In physiological conditions, insulin suppresses lipolysis and glucose production and promotes lipogenesis as well as glucose uptake, utilisation and storage (121). In the hyperinsulinaemic, insulin-resistant state, as seen in NAFLD, this tight homeostatic control of lipid and carbohydrate is partially lost. IR is associated with uncontrolled adipose tissue lipolysis as well as increased hepatic expression of fatty acid transporter proteins required for fatty acid uptake into the liver (122). Furthermore, obesity and IR are associated with increased re-esterification of fatty acids (123). Consequently, IR results in increased lipid flux into the liver and results in increased cases of hepatic steatosis (112). In addition to the re-esterification of fatty acids, ∼25% of the lipid content within the liver of patients with NAFLD is derived from de novo lipogenesis (16). Although insulin promotes lipogenesis, it is clear that systemic IR is also associated with increased hepatic lipogenesis (124). This idea of ‘selective’ IR whereby insulin fails to suppress hepatic gluconeogenesis while promoting hepatic lipogenesis has been discussed previously but the mechanisms underpinning this are not yet fully elucidated (125). In addition, IR has also been implicated in driving increased β-oxidation and oxidative stress, which is central to the development of NASH (126).
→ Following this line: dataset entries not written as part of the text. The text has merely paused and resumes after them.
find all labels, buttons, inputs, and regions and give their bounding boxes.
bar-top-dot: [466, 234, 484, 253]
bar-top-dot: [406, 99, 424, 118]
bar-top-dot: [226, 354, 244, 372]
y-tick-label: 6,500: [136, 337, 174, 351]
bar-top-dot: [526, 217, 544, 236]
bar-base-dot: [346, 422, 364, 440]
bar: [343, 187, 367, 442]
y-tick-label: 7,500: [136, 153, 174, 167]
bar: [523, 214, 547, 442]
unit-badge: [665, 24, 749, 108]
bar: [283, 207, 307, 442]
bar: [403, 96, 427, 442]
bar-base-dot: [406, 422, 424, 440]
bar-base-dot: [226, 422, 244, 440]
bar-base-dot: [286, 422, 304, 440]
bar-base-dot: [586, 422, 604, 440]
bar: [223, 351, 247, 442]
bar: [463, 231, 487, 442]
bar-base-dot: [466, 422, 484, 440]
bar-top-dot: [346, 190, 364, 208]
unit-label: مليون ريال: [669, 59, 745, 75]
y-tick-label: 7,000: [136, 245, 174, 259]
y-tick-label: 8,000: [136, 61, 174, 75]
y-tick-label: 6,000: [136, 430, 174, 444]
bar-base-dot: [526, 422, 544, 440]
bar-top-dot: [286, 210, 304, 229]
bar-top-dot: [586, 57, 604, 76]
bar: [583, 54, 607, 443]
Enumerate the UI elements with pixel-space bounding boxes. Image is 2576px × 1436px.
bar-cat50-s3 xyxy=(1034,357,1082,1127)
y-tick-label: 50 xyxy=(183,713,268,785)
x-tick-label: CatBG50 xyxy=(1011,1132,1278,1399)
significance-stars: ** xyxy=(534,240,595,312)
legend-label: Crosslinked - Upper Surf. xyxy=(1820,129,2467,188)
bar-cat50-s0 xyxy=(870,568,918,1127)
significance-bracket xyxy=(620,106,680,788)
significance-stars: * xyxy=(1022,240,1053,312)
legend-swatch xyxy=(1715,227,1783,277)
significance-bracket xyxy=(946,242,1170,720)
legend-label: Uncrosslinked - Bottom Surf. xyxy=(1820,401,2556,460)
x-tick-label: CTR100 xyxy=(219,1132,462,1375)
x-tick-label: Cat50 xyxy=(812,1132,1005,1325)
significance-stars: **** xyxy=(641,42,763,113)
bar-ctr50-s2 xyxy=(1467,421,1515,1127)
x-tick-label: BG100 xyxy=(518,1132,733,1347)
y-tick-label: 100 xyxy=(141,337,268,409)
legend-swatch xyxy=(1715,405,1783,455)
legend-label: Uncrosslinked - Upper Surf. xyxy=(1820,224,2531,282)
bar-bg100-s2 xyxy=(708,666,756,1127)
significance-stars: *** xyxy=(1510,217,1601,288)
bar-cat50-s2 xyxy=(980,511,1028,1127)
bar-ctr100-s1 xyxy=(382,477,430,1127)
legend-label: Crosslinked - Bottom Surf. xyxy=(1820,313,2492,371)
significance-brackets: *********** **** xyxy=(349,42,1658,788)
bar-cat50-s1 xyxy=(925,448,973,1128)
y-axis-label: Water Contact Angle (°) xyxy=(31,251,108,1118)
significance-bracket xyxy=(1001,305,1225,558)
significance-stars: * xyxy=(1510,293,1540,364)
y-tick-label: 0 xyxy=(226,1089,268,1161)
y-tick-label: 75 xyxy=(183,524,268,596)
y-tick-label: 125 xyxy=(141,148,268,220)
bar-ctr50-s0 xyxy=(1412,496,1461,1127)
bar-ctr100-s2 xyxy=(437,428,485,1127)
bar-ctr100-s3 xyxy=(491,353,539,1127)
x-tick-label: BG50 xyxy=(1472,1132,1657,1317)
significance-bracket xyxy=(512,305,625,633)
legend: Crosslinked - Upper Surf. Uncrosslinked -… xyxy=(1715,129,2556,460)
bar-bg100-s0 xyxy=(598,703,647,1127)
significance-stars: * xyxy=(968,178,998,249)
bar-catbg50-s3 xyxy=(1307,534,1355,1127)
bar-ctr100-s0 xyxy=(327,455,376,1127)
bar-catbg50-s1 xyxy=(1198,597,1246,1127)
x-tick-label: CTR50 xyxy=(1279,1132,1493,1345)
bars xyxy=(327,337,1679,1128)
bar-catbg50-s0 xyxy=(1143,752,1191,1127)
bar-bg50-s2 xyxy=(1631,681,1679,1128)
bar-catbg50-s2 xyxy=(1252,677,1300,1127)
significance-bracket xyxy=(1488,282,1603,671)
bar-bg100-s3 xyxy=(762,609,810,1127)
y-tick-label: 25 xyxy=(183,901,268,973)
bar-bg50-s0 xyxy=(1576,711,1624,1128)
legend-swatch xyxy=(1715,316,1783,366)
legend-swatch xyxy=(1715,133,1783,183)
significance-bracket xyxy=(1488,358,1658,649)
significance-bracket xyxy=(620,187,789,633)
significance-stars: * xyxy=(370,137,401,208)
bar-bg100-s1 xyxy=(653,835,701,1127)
Hyperinsulinaemia and IR are widely accepted as central to the pathogenesis of NAFLD in the context of type 2 diabetes. There are currently few data examining the relationship between type 1 diabetes mellitus and NAFLD (127). Decreased insulin concentrations in the portal circulation may be important; however, the emerging evidence to suggest a component of IR in patients with type 1 diabetes (128) may implicate similar mechanisms to those observed in type 2 diabetes.
Conclusion
The rising prevalence of NAFLD is undoubtedly fuelled by the epidemic of obesity, type 2 diabetes and IR. However, it is clear that many common endocrine diseases are associated with the development and progression of NAFLD. It is important that the clinical endocrinologist recognises the presence of the condition and its potentially devastating consequences, albeit over a prolonged period of time. It is not only the realisation that NAFLD is associated with common endocrine diseases that is important but also the realisation that inappropriate over or under replacement of many hormonal therapies has the potential to exacerbate the condition. Understanding the hormonal regulation of NAFLD may well lead to advances in its treatment, and hormonal interventions may offer a therapeutic advance, and in the future, therapies targeted to the liver, or perhaps adipose tissue, may offer to avoid the potential for the adverse systemic effects.
Declaration of interest
The authors declare that there is no conflict of interest that could be perceived as prejudicing the impartiality of the review reported.
Funding
This work has been supported by the Medical Research Council (senior clinical fellowship ref. G0802765, J W Tomlinson).